Galatians 3:26-29 (ESV): ‘for in Christ Jesus you are all sons of God, through faith. For as many of you as were baptised into Christ have put on Christ. There is neither Jew nor Greek, there is neither slave nor free, there is no male and female, for you are all one in Christ Jesus. And if you are Christ’s, then you are Abraham’s offspring, heirs according to promise’.
Note:
- Neither Jew, nor Greek – Ethnic divisions are meaningless in Christ.
- Slave nor Free – economic/social divisions are meaningless in Christ.
- Male nor Female – sex / gender divisions are meaningless in Christ.
All divisions and barriers between people are broken down, done away with in Christ Jesus. We are ALL Abraham’s offspring and heirs to the promise of God.

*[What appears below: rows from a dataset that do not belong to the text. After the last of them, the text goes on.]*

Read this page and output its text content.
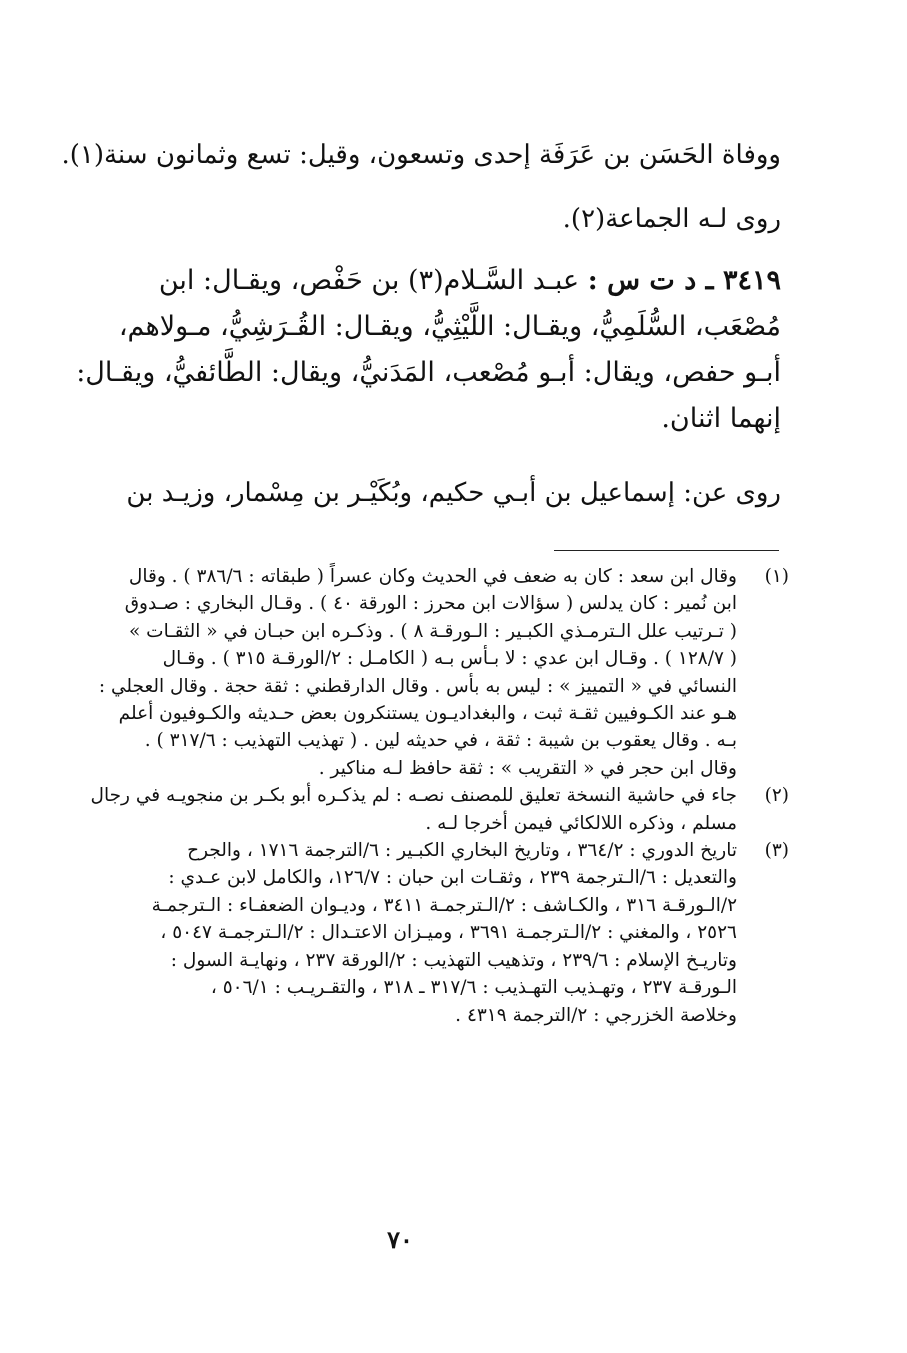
ووفاة الحَسَن بن عَرَفَة إحدى وتسعون، وقيل: تسع وثمانون سنة(١).
روى لـه الجماعة(٢).
٣٤١٩ ـ د ت س : عبـد السَّـلام(٣) بن حَفْص، ويقـال: ابن
مُصْعَب، السُّلَمِيُّ، ويقـال: اللَّيْثِيُّ، ويقـال: القُـرَشِيُّ، مـولاهم،
أبـو حفص، ويقال: أبـو مُصْعب، المَدَنيُّ، ويقال: الطَّائفيُّ، ويقـال:
إنهما اثنان.
روى عن: إسماعيل بن أبـي حكيم، وبُكَيْـر بن مِسْمار، وزيـد بن
(١)
وقال ابن سعد : كان به ضعف في الحديث وكان عسراً ( طبقاته : ٣٨٦/٦ ) . وقال
ابن نُمير : كان يدلس ( سؤالات ابن محرز : الورقة ٤٠ ) . وقـال البخاري : صـدوق
( تـرتيب علل الـترمـذي الكبـير : الـورقـة ٨ ) . وذكـره ابن حبـان في « الثقـات »
( ١٢٨/٧ ) . وقـال ابن عدي : لا بـأس بـه ( الكامـل : ٢/الورقـة ٣١٥ ) . وقـال
النسائي في « التمييز » : ليس به بأس . وقال الدارقطني : ثقة حجة . وقال العجلي :
هـو عند الكـوفيين ثقـة ثبت ، والبغداديـون يستنكرون بعض حـديثه والكـوفيون أعلم
بـه . وقال يعقوب بن شيبة : ثقة ، في حديثه لين . ( تهذيب التهذيب : ٣١٧/٦ ) .
وقال ابن حجر في « التقريب » : ثقة حافظ لـه مناكير .
(٢)
جاء في حاشية النسخة تعليق للمصنف نصـه : لم يذكـره أبو بكـر بن منجويـه في رجال
مسلم ، وذكره اللالكائي فيمن أخرجا لـه .
(٣)
تاريخ الدوري : ٣٦٤/٢ ، وتاريخ البخاري الكبـير : ٦/الترجمة ١٧١٦ ، والجرح
والتعديل : ٦/الـترجمة ٢٣٩ ، وثقـات ابن حبان : ١٢٦/٧، والكامل لابن عـدي :
٢/الـورقـة ٣١٦ ، والكـاشف : ٢/الـترجمـة ٣٤١١ ، وديـوان الضعفـاء : الـترجمـة
٢٥٢٦ ، والمغني : ٢/الـترجمـة ٣٦٩١ ، وميـزان الاعتـدال : ٢/الـترجمـة ٥٠٤٧ ،
وتاريـخ الإسلام : ٢٣٩/٦ ، وتذهيب التهذيب : ٢/الورقة ٢٣٧ ، ونهايـة السول :
الـورقـة ٢٣٧ ، وتهـذيب التهـذيب : ٣١٧/٦ ـ ٣١٨ ، والتقـريـب : ٥٠٦/١ ،
وخلاصة الخزرجي : ٢/الترجمة ٤٣١٩ .
٧٠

We leave this week with Naomi and her two daughters-in-law facing destitution. No husband for any of them, no hope of provision. And in a foreign land, what is Naomi to do? We leave them this morning with a hopeless outlook. What will happen to them?
I really encourage you to read the whole book this week. It will only take about 15-20 minutes. I was going to do it this morning, but ultimately decided against it.